The Last Judgment is one of the most famous frescoes in the world, preserved in the Sistine Chapel and realized by Michelangelo Buonarroti between 1536 and 1541. The work is in the wall behind the altar of the Sistine Chapel.
To create the fresco were sacrificed 3 previous frescoes by Perugino and two lunettes that Michelangelo himself had painted twenty years before.
If you want to admire the beauty of Michelangelo’s Last Judgment book an afternoon tour to the Vatican Museums and the Sistine Chapel and immerse yourself in the most beautiful artistic masterpieces in the world.
Brief description of Michelangelo’s The Last Judgment
The Last Judgment represents the moment of Revelation: the angels sound the trumpets while Christ in his last coming inaugurates the kingdom of Heaven.

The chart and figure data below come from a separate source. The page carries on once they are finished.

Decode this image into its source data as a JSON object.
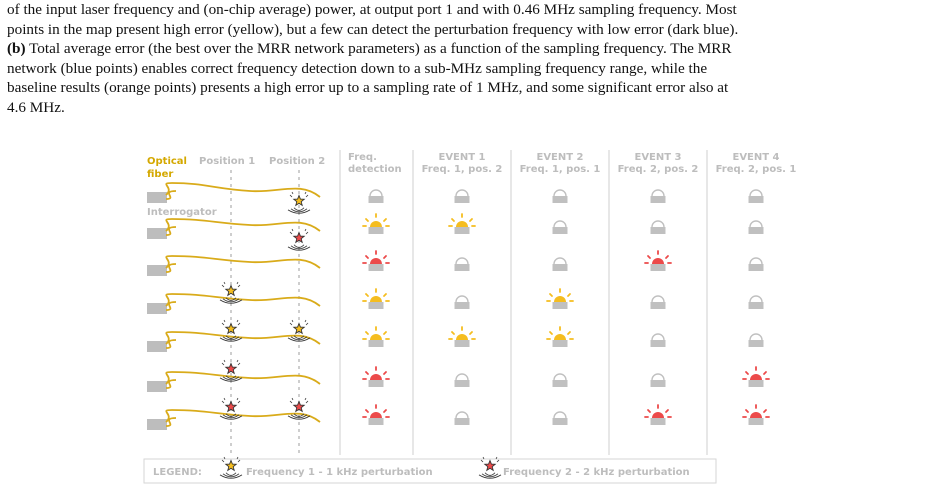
{
  "caption": {
    "line1": "of the input laser frequency and (on-chip average) power, at output port 1 and with 0.46 MHz sampling frequency. Most",
    "line2": "points in the map present high error (yellow), but a few can detect the perturbation frequency with low error (dark blue).",
    "line3_bold": "(b)",
    "line3": " Total average error (the best over the MRR network parameters) as a function of the sampling frequency. The MRR",
    "line4": "network (blue points) enables correct frequency detection down to a sub-MHz sampling frequency range, while the",
    "line5": "baseline results (orange points) presents a high error up to a sampling rate of 1 MHz, and some significant error also at",
    "line6": "4.6 MHz."
  },
  "figure": {
    "headers": {
      "optical_fiber_1": "Optical",
      "optical_fiber_2": "fiber",
      "interrogator": "Interrogator",
      "position1": "Position 1",
      "position2": "Position 2",
      "freq_detection_1": "Freq.",
      "freq_detection_2": "detection",
      "events": [
        {
          "title": "EVENT 1",
          "subtitle": "Freq. 1, pos. 2"
        },
        {
          "title": "EVENT 2",
          "subtitle": "Freq. 1, pos. 1"
        },
        {
          "title": "EVENT 3",
          "subtitle": "Freq. 2, pos. 2"
        },
        {
          "title": "EVENT 4",
          "subtitle": "Freq. 2, pos. 1"
        }
      ]
    },
    "rows": [
      {
        "pos1": "none",
        "pos2": "f1",
        "detect": "f1",
        "events": [
          "f1",
          "off",
          "off",
          "off"
        ]
      },
      {
        "pos1": "none",
        "pos2": "f2",
        "detect": "f2",
        "events": [
          "off",
          "off",
          "f2",
          "off"
        ]
      },
      {
        "pos1": "f1",
        "pos2": "none",
        "detect": "f1",
        "events": [
          "off",
          "f1",
          "off",
          "off"
        ]
      },
      {
        "pos1": "f1",
        "pos2": "f1",
        "detect": "f1",
        "events": [
          "f1",
          "f1",
          "off",
          "off"
        ]
      },
      {
        "pos1": "f2",
        "pos2": "none",
        "detect": "f2",
        "events": [
          "off",
          "off",
          "off",
          "f2"
        ]
      },
      {
        "pos1": "f2",
        "pos2": "f2",
        "detect": "f2",
        "events": [
          "off",
          "off",
          "f2",
          "f2"
        ]
      }
    ],
    "legend": {
      "label": "LEGEND:",
      "item1": "Frequency 1 - 1 kHz perturbation",
      "item2": "Frequency 2 - 2 kHz perturbation"
    },
    "colors": {
      "fiber": "#d9ab1a",
      "f1": "#f5bd1f",
      "f2": "#ec4a4a",
      "off": "#c0c0c0",
      "grid": "#cfcfcf"
    }
  }
}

At the center is Christ who with his right hand raised saves the blessed, while with the left condemns sinners to eternal damnation. So the damned fall to hell, while the blessed rise to Heaven
Next to him the Virgin Mary with her head turned to the left, resigned to waiting for the Judgment. Together with her, the Saints and the Elect await the verdict, from the painting you can easily recognize: Saint Peter, Saint Bartholomew, Saint Catherine, and Saint Sebastian.
Below we find the Angels of the Apocalypse who blow trumpets to awaken the dead. On the left side, the resurrected ascend to heaven to recover their bodies in view of the eternal Resurrection. On the right, angels and demons hurl the damned into hell.
Finally, at the bottom, there is the figure of Charon who, helped by demons, takes the damned off his boat to lead them before Minos, the infernal judge with the body wrapped by the serpent’s coils.
Every visitor to the Sistine Chapel is fascinated by the beauty of this work, which represents one of the most famous Renaissance paintings ever, in which the entire wall is completely destined to accommodate the entire fresco. The extraordinary pictorial ability of Michelangelo succeeded in the composition of human forms freely painted and rendered in all their anatomical and expressive strength, almost to anticipate the arrival of the Baroque artistic current.
Curiosities about Michelangelo's The Last Judgment
Let’s discover 5 curiosities about Michelangelo’s The Last Judgment:
- Michelangelo did not accept the will of Pope Clement VII to paint The Last Judgment. In fact, Buonarroti stood out more as a sculptor and that assignment filled him with enormous responsibilities.
However, he accepted the assignment and with commitment and dedication created one of the most beautiful works of the Renaissance, painting in all more than 400 figures; - The Last Judgment measures 13,7 m x 12 m, occupying 180 square meters of wall, without any frame that delimited it;
- Michelangelo, very vain, wanted to authoritarian himself in the suffering representation of Saint Bartholomew skinned alive and in which he wanted to reflect all his moods.
- Michelangelo seriously threatened to end up on trial for heresy. His fresco went against the traditional Catholic iconography and, in addition to showing nudity, the chaotic setting of the composition was also worrying. In 1564 the year after his death, the Council of Trent commissioned the artist Daniele da Volterra to cover the nude figures of the Last Judgment;
- The painting contains many mythological figures, inspired by Dante’s Divine Comedy and marking on an artistic level, the beginning of a new era and artistic adherence to the Renaissance.